In the meeting, attended by senior ministers and top security officials, it was also decided to monitor the sermons given during the Friday prayers to check whether any provocative lectures are delivered, Amu said. Naik’s speeches are believed to have inspired some of the Bangladeshi militants, who killed 22 people, mostly foreigners, at an upscale restaurant in Dhaka on July 1.

The government also appealed to the Imams in the country to deliver lectures in line with real Islamic ideology of denouncing terrorism and extremism, the minister said.

Besides senior ministers, the meeting was attended by chief of police and head of the elite Rapid Action Battalion (RAB), paramilitary border guards and top officials of different security agencies. Deployment of additional security forces at export processing zone was also ordered.
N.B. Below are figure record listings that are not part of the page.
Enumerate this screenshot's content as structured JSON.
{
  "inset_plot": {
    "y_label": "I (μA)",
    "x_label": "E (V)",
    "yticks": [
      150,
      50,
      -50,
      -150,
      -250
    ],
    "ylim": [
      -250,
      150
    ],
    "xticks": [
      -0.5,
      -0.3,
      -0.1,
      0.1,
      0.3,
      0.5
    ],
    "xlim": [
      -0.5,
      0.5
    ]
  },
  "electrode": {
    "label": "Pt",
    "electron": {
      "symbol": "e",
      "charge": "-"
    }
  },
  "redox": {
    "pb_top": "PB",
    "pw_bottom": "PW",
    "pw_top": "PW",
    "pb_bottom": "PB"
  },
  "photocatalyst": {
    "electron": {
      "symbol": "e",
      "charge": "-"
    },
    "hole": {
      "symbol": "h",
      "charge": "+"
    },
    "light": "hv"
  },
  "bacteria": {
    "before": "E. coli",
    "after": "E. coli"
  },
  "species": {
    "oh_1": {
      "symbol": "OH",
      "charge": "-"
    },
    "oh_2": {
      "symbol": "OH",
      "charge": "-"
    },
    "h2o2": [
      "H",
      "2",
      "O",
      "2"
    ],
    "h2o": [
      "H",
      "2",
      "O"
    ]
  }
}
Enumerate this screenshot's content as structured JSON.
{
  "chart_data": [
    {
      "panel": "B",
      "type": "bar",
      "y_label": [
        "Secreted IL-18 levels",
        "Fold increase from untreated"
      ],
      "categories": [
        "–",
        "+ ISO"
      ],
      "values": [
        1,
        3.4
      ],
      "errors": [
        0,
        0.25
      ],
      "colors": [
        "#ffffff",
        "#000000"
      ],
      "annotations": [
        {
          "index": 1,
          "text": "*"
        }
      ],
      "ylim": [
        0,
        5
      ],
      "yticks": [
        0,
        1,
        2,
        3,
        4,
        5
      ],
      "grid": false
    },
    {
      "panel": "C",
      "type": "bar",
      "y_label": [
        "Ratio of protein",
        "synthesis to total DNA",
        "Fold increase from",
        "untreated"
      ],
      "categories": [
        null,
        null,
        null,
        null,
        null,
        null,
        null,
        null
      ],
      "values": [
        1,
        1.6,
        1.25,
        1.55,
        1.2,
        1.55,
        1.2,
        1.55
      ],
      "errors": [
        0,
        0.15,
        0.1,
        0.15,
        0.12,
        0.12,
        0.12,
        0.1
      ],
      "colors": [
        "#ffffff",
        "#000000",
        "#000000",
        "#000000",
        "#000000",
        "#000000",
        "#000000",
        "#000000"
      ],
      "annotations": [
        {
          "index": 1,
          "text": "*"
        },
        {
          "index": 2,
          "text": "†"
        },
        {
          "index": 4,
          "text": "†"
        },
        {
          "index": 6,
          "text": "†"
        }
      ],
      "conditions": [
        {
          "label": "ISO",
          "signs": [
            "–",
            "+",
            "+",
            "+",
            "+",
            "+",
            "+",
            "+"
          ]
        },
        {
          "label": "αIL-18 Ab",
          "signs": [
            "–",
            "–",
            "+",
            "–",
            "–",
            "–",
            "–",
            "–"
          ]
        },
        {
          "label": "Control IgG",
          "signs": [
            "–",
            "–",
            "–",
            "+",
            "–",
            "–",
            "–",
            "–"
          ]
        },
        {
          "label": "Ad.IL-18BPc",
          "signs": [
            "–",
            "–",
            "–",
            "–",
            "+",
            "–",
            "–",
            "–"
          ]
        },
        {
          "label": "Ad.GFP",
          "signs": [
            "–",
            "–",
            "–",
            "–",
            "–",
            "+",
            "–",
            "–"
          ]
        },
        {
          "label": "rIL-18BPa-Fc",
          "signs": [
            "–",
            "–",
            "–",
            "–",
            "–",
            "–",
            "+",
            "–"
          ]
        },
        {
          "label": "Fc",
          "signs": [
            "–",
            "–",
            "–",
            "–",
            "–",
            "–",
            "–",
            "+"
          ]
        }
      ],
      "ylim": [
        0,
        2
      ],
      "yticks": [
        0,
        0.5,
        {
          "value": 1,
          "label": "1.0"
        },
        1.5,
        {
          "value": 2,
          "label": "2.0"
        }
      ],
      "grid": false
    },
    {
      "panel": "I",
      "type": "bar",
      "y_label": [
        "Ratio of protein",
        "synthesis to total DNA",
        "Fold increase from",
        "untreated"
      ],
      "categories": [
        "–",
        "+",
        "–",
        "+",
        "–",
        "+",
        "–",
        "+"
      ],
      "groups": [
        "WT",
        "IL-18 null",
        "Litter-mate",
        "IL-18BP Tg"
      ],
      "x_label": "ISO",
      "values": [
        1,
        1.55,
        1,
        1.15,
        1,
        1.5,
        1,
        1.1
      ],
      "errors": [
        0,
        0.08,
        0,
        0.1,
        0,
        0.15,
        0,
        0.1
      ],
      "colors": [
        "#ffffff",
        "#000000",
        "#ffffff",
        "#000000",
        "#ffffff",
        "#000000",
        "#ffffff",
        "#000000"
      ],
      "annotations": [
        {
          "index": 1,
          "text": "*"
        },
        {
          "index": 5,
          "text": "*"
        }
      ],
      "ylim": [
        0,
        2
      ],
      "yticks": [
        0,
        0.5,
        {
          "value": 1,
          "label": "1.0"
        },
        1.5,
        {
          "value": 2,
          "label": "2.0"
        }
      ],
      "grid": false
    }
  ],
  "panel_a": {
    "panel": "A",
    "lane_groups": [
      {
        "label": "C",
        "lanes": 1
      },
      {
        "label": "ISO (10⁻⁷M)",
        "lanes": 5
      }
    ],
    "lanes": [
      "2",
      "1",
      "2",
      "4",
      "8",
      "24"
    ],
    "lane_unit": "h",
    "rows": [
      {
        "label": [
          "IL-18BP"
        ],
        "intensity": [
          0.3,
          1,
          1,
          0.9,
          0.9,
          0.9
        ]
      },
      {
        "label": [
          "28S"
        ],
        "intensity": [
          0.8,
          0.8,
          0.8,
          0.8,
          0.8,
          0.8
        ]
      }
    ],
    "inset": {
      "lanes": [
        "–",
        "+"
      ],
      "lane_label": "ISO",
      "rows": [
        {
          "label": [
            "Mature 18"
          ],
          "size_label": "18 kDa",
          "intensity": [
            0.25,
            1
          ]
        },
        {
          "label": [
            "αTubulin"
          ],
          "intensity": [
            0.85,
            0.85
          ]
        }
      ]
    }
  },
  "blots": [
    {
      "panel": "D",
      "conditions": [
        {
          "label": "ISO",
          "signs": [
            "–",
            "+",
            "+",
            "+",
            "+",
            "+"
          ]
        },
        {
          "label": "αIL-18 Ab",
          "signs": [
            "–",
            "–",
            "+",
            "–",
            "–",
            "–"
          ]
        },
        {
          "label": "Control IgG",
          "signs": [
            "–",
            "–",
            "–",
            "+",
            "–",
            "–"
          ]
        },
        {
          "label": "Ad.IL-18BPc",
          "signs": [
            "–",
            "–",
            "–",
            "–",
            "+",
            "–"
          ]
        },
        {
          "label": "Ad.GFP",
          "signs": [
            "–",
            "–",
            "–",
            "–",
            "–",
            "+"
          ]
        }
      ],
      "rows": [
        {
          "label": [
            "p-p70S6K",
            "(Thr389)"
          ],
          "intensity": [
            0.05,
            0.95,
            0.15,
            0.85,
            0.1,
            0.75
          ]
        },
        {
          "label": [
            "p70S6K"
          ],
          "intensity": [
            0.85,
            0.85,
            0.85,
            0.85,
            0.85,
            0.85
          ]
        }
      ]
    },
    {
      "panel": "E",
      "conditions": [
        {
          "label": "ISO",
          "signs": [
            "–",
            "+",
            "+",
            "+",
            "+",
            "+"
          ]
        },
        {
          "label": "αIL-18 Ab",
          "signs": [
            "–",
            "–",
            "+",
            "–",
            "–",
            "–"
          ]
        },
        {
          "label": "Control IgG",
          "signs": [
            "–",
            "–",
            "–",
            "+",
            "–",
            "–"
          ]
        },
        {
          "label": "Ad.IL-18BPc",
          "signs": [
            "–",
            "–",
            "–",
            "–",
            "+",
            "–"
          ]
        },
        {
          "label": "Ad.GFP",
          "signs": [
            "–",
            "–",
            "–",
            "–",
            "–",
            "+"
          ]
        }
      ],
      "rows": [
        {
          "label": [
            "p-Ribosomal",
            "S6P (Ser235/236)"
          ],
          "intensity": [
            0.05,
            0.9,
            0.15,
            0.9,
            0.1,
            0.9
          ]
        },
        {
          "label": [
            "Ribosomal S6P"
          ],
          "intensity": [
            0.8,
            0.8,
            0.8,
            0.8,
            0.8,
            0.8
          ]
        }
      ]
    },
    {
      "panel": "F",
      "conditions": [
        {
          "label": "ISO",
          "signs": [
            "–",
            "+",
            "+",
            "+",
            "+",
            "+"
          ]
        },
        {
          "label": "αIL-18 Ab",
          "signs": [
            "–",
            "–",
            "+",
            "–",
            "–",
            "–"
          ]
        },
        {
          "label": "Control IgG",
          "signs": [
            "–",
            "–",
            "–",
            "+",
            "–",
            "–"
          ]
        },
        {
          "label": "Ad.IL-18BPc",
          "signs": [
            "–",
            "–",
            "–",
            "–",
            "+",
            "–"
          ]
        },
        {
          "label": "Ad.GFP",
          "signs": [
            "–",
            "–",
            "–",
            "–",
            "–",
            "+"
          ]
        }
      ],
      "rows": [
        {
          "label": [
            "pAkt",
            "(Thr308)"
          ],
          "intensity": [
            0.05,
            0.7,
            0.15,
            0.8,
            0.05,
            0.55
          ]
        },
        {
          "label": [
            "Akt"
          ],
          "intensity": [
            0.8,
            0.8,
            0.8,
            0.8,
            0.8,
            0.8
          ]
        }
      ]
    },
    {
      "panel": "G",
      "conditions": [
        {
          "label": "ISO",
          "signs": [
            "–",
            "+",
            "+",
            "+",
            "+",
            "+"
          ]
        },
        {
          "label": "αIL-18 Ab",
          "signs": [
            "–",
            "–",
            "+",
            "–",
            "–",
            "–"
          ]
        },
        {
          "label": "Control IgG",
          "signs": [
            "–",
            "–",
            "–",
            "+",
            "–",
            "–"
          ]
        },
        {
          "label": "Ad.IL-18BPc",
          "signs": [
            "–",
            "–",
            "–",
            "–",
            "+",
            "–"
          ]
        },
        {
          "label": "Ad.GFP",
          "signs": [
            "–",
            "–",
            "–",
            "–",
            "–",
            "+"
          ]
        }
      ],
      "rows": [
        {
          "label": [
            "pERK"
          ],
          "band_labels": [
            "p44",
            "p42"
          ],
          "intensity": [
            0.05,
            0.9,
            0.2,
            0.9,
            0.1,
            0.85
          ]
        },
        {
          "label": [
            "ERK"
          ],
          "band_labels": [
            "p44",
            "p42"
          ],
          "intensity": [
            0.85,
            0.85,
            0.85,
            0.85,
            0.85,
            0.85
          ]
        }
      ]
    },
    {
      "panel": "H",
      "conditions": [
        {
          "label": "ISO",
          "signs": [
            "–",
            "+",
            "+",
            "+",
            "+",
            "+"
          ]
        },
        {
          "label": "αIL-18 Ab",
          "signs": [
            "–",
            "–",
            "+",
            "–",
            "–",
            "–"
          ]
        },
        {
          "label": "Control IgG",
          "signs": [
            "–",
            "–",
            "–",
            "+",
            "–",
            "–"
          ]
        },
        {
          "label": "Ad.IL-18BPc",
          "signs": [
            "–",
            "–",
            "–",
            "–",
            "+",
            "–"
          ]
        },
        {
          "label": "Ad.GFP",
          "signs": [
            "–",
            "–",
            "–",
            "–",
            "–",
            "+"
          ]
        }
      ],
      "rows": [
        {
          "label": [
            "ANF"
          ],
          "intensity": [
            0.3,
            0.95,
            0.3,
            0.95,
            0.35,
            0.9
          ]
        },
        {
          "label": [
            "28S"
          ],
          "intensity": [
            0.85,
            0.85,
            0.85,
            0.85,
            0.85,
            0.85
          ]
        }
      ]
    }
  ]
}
Home Minister Asaduzzaman Khan had said on Saturday that Bangladesh’s intelligence agencies were investigating the Islamic preacher Naik.

“He is on our security scanner… Our intelligence agencies are investigating his activities as his lectures appeared provocative,” Khan had said.

Khan said the investigators were also probing Naik’s financial transactions in Bangladesh.

One of the slain attackers of the terrorist attack in Dhaka’s high-security Gulshan area, the 22-year-old Rohan Imtiaz quoted Naik in a Facebook post in January this year where he urged “all Muslims to be terrorists.” Twenty-two people, including 17 foreigners, were killed in the brutal late-night attack. Six days later, militants attacked police guarding the largest Eid gathering in Bangladesh and killed three more people.